Saturday, March 24, 2012

USA: Rwandan official criticizes mistrial

By  / Monitor staff
Concord Monitor
March 23, 2012

"Rwanda's top prosecutor sharply criticized the United States after a federal judge declared a mistrial in the case of Beatrice Munyenyezi, accusing officials of failing to bring the Manchester woman to justice, according to a Rwandan newspaper.

"We have got to denounce the handling of genocide cases in such a demeaning manner," Rwanda's prosecutor general, Martin Ngoga, told The New Times, an English-language newspaper in Rwanda.

He said his office would ask American officials to clarify their next step in the case.

"The whole thing is very disappointing," he told the newspaper, which reported his comments Monday.

Federal prosecutors wouldn't comment yesterday on whether they plan to retry Munyenyezi, whose case ended in a mistrial last week after jurors couldn't reach a decision on charges she lied to immigration officials about participating in the Rwandan genocide.

Assistant U.S. Attorney Aloke Chakravarty said yesterday prosecutors have decided how they plan to handle the case but won't disclose their intentions until a court hearing in the coming weeks.

Munyenyezi, who came to the United States as a refugee in 1998 and became a citizen five years later, has been held without bail since her arrest on naturalization fraud charges in 2010.

She has never faced charges from Rwandan prosecutors, though her husband and mother-in-law were found guilty of genocide by an international court.

But her attorneys suggested the Rwandan government played a role in her case by giving the witnesses against Munyenyezi incentive to lie.

During cross-examination, they asked prosecution witnesses why they had never before accused Munyenyezi of giving orders to rape and kill Tutsis at a roadblock she manned during the genocide.

In his comments to The New Times, Ngoga was dismissive of genocide prosecutions by Western countries, some of which "can't just understand the gravity of cases before them," he told the newspaper.

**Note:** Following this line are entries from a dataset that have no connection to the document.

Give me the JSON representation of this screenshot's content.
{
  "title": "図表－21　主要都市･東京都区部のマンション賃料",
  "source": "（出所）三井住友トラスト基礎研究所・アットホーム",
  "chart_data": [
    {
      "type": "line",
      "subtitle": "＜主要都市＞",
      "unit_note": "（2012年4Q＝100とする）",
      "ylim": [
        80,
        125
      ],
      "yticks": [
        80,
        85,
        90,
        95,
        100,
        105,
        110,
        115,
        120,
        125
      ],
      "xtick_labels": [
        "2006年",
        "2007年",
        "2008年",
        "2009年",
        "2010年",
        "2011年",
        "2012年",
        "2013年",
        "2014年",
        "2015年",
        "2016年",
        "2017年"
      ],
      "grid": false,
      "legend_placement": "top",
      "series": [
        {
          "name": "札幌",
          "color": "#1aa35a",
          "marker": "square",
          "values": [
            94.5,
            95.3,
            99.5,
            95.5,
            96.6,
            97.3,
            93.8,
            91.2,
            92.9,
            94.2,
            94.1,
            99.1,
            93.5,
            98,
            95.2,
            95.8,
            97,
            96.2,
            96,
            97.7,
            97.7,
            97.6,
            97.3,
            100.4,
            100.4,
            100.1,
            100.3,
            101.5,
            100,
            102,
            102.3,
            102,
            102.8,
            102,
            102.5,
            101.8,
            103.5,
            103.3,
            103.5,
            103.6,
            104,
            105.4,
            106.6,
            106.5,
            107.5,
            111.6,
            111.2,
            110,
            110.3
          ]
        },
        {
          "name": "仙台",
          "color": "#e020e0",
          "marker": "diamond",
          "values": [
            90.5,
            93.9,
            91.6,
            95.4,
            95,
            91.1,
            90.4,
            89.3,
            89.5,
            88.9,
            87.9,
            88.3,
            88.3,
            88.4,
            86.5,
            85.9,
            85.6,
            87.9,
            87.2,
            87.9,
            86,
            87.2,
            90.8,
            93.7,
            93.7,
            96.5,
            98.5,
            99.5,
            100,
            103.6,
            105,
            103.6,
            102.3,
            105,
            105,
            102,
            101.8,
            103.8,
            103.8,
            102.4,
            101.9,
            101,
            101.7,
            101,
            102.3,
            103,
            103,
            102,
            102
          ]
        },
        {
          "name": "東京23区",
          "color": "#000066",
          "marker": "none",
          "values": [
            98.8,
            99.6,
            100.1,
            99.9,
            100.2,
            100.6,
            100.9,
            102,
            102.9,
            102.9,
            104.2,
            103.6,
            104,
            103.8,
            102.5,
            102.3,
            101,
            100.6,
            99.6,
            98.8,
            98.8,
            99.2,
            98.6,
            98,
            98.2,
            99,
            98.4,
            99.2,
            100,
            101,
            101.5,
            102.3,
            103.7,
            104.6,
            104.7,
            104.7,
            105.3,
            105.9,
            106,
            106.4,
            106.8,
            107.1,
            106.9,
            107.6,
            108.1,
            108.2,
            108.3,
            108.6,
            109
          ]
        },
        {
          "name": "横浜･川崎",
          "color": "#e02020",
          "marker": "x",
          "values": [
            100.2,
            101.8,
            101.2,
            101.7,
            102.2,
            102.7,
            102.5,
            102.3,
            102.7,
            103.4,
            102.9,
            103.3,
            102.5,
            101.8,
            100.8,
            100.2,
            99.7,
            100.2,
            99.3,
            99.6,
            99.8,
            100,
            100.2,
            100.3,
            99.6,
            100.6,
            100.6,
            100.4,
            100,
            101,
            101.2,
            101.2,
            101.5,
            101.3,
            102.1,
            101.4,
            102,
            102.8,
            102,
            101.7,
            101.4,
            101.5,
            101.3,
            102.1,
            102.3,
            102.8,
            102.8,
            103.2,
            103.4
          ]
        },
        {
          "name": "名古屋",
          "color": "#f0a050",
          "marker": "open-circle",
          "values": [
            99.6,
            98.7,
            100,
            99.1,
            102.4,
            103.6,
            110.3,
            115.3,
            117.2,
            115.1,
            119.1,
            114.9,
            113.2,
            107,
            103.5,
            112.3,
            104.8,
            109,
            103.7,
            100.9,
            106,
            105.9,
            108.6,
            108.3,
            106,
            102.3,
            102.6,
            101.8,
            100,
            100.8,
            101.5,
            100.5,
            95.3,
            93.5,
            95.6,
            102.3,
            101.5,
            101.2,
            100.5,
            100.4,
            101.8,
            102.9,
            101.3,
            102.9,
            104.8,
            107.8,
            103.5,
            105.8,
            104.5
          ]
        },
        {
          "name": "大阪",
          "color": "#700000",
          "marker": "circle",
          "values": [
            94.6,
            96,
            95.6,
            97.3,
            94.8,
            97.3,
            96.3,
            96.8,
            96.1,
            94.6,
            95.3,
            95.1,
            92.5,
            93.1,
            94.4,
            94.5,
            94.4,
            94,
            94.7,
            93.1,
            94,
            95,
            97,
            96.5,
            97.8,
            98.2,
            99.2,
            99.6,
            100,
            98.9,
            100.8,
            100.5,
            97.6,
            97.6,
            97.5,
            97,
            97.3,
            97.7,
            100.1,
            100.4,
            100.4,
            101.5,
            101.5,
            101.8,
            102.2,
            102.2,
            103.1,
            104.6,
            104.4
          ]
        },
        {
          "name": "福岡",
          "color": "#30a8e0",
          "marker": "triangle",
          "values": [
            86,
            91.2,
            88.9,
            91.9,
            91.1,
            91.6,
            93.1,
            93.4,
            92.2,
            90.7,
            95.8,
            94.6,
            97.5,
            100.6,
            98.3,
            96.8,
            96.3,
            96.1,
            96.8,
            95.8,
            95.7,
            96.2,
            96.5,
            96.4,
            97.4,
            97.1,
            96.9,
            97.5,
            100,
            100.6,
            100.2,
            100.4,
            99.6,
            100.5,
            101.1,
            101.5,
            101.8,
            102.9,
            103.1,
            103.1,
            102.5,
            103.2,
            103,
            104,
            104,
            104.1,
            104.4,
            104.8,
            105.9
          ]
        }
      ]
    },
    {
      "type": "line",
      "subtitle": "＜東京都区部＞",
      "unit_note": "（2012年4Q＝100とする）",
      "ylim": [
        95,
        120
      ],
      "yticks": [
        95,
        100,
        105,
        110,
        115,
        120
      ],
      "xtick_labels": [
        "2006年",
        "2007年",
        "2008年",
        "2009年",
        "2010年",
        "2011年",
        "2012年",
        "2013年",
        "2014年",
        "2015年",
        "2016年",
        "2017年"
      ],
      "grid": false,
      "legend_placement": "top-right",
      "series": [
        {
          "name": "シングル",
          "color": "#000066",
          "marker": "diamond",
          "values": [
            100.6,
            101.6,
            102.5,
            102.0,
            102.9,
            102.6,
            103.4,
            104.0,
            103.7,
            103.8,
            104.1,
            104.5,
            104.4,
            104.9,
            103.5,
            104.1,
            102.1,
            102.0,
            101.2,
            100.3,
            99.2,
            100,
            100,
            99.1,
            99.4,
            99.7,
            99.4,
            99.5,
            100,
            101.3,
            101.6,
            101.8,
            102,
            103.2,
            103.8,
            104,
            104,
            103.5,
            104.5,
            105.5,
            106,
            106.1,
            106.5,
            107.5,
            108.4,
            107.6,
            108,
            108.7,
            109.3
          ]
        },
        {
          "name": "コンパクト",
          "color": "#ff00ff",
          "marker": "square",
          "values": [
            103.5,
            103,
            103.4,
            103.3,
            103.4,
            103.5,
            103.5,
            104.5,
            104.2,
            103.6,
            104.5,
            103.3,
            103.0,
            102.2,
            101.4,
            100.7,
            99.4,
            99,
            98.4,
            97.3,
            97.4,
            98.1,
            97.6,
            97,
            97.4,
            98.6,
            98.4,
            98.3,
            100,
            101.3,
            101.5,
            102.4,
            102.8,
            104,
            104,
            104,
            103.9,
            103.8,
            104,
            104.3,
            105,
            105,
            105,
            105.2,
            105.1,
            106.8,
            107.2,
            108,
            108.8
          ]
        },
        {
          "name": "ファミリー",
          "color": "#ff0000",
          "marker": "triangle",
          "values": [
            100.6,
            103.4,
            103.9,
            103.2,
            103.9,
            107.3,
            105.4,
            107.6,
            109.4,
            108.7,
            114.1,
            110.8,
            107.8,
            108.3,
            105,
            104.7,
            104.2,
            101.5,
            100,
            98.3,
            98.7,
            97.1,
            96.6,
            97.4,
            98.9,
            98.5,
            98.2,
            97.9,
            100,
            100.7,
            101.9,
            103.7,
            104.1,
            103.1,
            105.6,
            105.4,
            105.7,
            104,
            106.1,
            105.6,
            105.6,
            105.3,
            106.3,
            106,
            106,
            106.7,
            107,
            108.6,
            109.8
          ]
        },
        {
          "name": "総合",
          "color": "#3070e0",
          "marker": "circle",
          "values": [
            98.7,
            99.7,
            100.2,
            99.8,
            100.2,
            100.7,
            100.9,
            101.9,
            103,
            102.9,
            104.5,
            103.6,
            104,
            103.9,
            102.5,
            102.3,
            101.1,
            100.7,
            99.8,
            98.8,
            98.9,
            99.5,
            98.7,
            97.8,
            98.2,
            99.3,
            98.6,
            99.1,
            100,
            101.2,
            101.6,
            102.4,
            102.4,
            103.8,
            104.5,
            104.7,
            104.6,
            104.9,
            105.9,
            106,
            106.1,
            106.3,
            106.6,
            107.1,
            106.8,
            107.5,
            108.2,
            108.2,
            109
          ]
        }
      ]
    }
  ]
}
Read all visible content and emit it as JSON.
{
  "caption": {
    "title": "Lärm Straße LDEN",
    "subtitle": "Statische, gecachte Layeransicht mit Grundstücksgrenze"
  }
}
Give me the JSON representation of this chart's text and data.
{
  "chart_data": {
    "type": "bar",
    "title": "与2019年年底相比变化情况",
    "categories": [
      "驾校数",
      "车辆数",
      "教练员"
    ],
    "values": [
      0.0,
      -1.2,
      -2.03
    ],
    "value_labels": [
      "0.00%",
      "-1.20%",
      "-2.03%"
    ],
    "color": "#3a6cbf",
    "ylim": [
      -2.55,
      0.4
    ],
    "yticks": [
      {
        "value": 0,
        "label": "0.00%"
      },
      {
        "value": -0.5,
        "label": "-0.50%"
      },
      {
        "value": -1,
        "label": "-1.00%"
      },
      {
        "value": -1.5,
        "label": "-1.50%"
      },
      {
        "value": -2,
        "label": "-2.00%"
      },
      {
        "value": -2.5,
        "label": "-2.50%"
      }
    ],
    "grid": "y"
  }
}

"We have, in the past, applauded trials abroad because we thought they would substitute extradition," he told The New Times. "But this isn't happening; some countries have abused this process."

A hearing has not yet been scheduled to determine the status of Munyenyezi's case. Her attorneys asked the court yesterday to also schedule a hearing to review her bail conditions, arguing the trial cast new doubt on the credibility of the witnesses against her."